About 120 million pounds of damaged vehicle parts have been processed through Ford’s recycling and remanufacturing program since its inception in 2003.
In addition to keeping those parts out of landfills, reusing parts as often as possible helps control costs and quality while conserving valuable resources. It also gives new life to vehicle components otherwise destined for a junkyard or landfill.
In the last two years, bumpers and headlights were added to the list of parts recycled or remanufactured through the program. In the short time since, about 62,000 bumpers have been collected while about 26,000 headlights have been recycled.
The program oversees collection, remanufacturing and recycling of damaged parts – everything from small sensors and fuel injectors to large engine parts – from Ford vehicles that have been repaired through the company’s dealer network.

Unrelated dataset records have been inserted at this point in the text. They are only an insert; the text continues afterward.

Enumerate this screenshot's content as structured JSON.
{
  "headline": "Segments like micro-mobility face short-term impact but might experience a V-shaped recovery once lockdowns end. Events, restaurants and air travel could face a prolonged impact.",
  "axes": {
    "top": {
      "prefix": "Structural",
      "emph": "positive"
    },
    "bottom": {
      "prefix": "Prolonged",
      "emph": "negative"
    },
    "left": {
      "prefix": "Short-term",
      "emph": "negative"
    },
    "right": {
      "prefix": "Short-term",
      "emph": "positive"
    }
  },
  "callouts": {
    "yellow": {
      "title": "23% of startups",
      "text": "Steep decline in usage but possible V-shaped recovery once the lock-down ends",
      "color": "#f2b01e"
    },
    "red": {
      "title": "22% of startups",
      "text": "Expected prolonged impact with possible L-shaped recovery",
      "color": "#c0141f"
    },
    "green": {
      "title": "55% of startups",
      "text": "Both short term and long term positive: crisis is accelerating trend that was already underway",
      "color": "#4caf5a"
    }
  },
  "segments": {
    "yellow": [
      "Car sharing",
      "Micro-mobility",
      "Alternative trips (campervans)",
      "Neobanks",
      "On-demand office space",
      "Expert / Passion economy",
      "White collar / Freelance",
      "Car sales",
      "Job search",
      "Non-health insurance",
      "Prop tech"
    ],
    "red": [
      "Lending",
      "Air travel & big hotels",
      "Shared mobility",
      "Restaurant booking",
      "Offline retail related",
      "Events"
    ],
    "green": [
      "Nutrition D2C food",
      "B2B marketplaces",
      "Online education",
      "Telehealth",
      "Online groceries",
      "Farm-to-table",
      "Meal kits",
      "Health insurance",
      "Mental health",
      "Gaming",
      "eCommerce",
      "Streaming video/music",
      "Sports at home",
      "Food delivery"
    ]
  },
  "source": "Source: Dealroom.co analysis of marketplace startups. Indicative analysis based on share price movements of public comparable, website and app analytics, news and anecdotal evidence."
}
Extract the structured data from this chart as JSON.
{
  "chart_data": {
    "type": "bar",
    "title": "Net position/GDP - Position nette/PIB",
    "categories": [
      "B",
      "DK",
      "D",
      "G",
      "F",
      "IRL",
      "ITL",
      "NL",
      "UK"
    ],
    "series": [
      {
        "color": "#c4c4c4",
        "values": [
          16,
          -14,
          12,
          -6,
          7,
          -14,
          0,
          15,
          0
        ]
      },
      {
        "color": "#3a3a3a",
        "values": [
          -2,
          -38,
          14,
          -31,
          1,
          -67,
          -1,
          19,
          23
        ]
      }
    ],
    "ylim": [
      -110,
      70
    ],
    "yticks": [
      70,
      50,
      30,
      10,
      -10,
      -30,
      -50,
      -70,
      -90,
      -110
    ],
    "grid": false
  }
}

Several issues necessitated the program – from more complex and expensive parts in cars and trucks to a need to get more control over the sale of aftermarket components to a need to recycle more.
“Most parts that come back to us through the program still have a lot of life left,” says Kim Goering , manager of Ford’s remanufacturing and recycling programs. “That makes a strong business case to do whatever we can to extend the life of these components. Even more important, however, is that Ford strongly believes it’s just the right thing to do from an environmental perspective.”
Dealers pay a core charge on each new part bought from Ford to replace a damaged one. When the original damaged part is returned to Ford, the dealer gets the core charge amount back – just like when you buy parts like batteries, starters and alternators at your local auto parts store.